Fase cero. | DANIEL ESPINOSA

Estar en la fase cero es como vivir en un bajo, es extraño y nos posiciona a ras de suelo con una sensación de exposición que desampara. Todavía no tengo claro qué se nos permite y qué no, a pesar de que cada mañana una nueva lectura, la del BOE, me acompaña junto con el café y la prensa. El Boletín Oficial del Estado es algo exótico que nos anuncia a horas intempestivas novedades en nuestro devenir cotidiano que ya no lo es tanto. Algunas veces lo que nos relata es diferente a lo que expone una portada u otra y llega un momento en el que no sabes qué verdad de las que nos cuentan es la auténtica, o por qué el principio o el final del cuento varían tanto las historias. Luego están las dudas sobre cómo se aplican estas nuevas disposiciones en la vida real y esa letra pequeña se nos anquilosa entre las pestañas para ir cayendo en forma de dudas según avanza el día. Sea como fuere, ya nos hemos acostumbrado a esto de no saber nada, o a entenderlo todo a medias, porque hace días que no lloramos y que no recordamos malos sueños.

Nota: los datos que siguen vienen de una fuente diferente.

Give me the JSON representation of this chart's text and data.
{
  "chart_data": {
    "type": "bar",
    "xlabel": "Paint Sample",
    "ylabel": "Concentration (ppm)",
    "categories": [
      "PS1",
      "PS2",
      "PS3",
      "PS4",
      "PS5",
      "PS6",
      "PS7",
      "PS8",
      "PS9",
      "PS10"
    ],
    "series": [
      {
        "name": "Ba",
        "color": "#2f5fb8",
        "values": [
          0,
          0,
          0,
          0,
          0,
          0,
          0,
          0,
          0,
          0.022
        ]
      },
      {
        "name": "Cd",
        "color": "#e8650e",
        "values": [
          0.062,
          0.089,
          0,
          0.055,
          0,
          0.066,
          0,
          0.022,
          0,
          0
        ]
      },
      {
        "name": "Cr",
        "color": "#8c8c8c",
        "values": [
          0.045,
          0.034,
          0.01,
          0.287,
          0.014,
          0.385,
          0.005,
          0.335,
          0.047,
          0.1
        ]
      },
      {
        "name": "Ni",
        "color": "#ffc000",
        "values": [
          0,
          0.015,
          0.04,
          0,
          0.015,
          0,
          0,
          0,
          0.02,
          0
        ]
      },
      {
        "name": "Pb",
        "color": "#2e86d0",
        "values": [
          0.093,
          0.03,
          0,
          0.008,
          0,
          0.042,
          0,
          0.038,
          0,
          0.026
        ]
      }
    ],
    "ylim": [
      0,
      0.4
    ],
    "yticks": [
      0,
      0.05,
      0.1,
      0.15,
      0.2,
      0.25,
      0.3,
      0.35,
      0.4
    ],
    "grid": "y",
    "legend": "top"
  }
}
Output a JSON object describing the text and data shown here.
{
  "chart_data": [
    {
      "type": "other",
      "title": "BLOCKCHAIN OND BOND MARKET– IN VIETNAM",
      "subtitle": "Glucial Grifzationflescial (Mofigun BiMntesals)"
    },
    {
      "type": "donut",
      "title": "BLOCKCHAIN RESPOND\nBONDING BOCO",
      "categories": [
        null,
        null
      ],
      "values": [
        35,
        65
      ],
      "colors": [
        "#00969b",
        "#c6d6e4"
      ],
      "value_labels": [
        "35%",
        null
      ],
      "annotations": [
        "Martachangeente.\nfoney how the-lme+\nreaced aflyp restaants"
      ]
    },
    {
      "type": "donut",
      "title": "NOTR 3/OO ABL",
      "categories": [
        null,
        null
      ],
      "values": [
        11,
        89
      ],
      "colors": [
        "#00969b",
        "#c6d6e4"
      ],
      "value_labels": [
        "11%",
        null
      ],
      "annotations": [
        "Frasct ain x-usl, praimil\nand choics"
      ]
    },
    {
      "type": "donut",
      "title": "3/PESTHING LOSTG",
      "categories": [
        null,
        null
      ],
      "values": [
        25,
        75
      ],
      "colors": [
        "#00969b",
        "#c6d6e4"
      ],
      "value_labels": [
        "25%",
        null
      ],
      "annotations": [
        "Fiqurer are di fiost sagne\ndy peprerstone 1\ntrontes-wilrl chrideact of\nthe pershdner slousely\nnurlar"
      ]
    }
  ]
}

Hoy, a pesar de eso, mientras tecleaba en mi nuevo despacho-salón, he sentido un par escalofríos recordando el paseo de ayer en el que me topé con amigos a los que saludé de lejos. Todos iban en bici, evitando así la incomodidad de dejar patente que no queríamos acercarnos a más de dos metros de ellos. Hace unos meses nos hubiésemos abrazado y hablado de ese vino o cena pendientes, pero ayer parecía que el escalofrío gris que nos recorre a todos la espalda hubiese congelado nuestras ganas de juntarnos. Los mosquitos, sin embargo, estaban encantados de vernos salir en manada a la hora perfecta para succionarnos la sangre, por lo que, sumado a los looks deportivos y a la distancia de seguridad, estas noches nuestro perfume tendrá aroma a repelente.

Noticias relacionadas

El otro escalofrío me lo ha provocado un titular. Un hombre le hizo una llave con el pie a un policía y le hundió la cara en la orilla de mi playa (digo que es mía porque está junto a mi casa y eso me hace poseedora de ese distintivo), mientras que su madre le amenazaba con un objeto contundente en la mano y su pareja gritaba pidiendo auxilio. Los tres sabían que el baño estaba prohibido, porque sin ninguna duda así lo dice el BOE y cada medio informativo, y se encontraban en Talamanca a una hora no permitida. No dejo de sentir vergüenza ante la estupidez humana y la falta de respeto y de empatía hacia todos los que estamos hipotecando nuestra «antigua normalidad» por ellos.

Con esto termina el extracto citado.